4 Mayıs 2024 Cumartesi

Karagöz Dersaadet'te Gölge Oyunu (Kitap)

 


 Blog arkadaşımız Tefrika'nın yorumlarından sonra kitabı merakla okumaya başladım. Gerçekten farklı ve dikkat çekiciydi.

  Dersaadet'te gizemli olaylar yaşanmaya başlayınca fısıltılar, dedikodular alır başını gider. Kıyametin yaklaştığı söylentileri ortamı daha da gerer. Bu süreçte Zaptiye Teşkilatı'nın  hafiyeleri Karagöz ve Cevat, Muzaffer Bey'in talimatlarını yerine getirir. Ancak onlar gizemi çözmek için çabaladıkça başlarına türlü belalar gelir. Korku ile insanların elini kolunu bağlayan, Sultan'ı alt etmek isteyen kimdir? Bunu öğrenmek pek kolay olmayacak.

 Kitabın dili akıcı olduğu için bir çırpıda ve keyifle okudum. Karakterler çok iyi tasarlanmış. Öyle ki okurken gerçekten o döneme gidip gelmiş gibi hissettim kendimi. Mekânlar, diyaloglar, karakterlerin esprili atışmaları tam bir uyum içindeydi. Karagöz'ün cabbarlığı, Cevat'ın hazır cevaplılığı ve ölüme kafa tutuşu, Sami'nin talihsiz laboratuvarları, yakışıklı Ziya'nın ha bire bozulan fiyakası güzel detaylardı.
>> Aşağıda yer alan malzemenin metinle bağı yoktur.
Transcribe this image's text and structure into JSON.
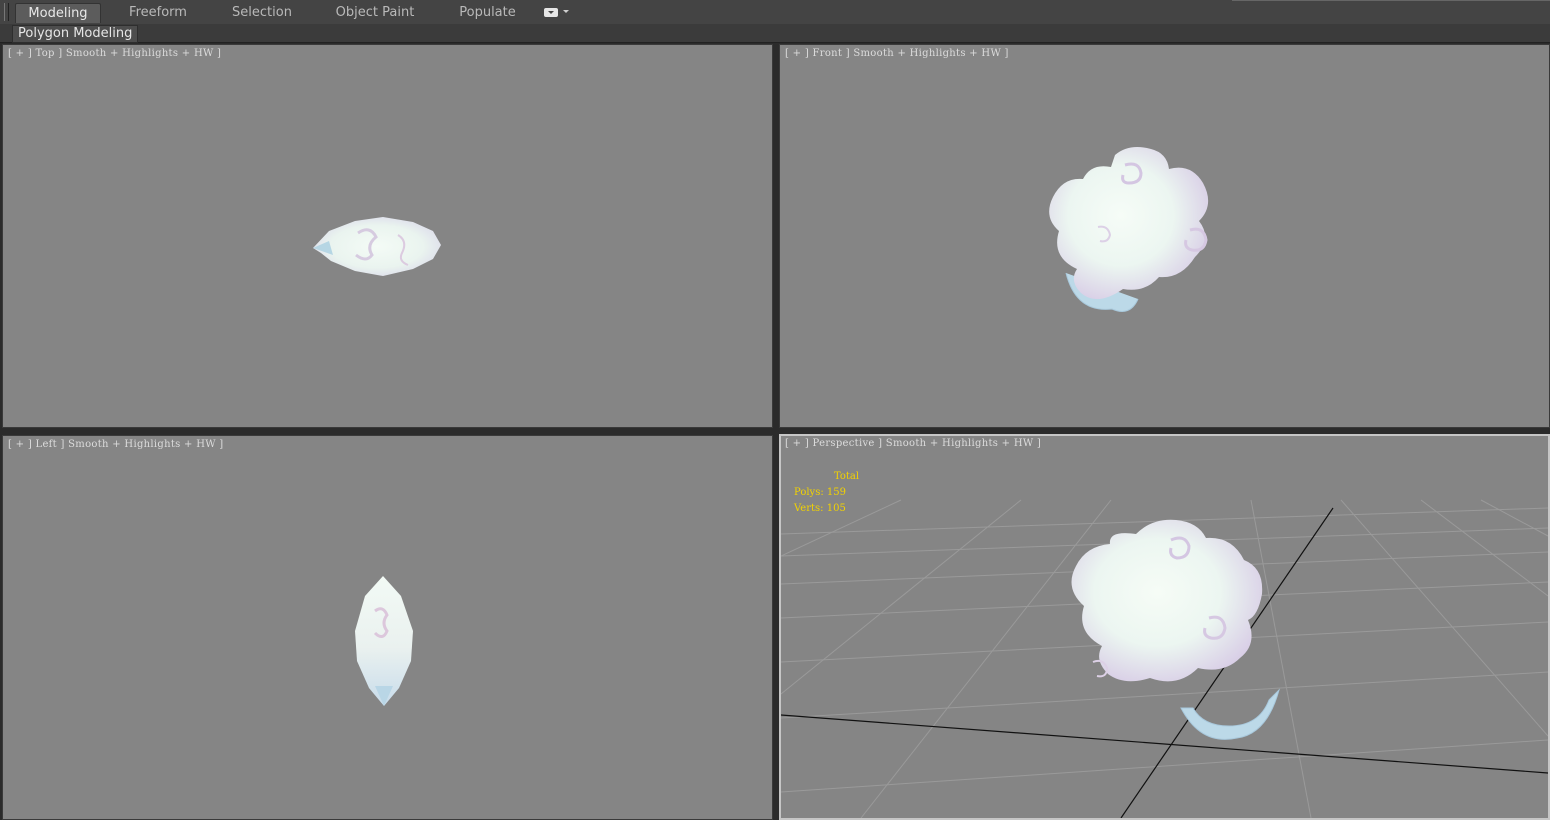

 Tüm bunların dışında arka planda gelişen olaylar ve insanların zaaflarının neye sebep olduğunu görmek manidardı. Tüm sırlar yavaş yavaş çözülürken kurgunun zenginliğinin farkına varıyoruz. Finalini de beğendim, yazarın kalemine sağlık.

 Kitabı genel olarak sevdim, biraz argo kelimeler var, okumak isteyeceklere söylemiş olayım. Farklı bir kurgu okumak isteyenlere tavsiye ederim. :)


Mahzenlerde güneş yüzü görmesin, bitlenip pirelenip uyuz olsun, parmaklarını fareler kemirsin de kaşınacak tırnak bulamasın...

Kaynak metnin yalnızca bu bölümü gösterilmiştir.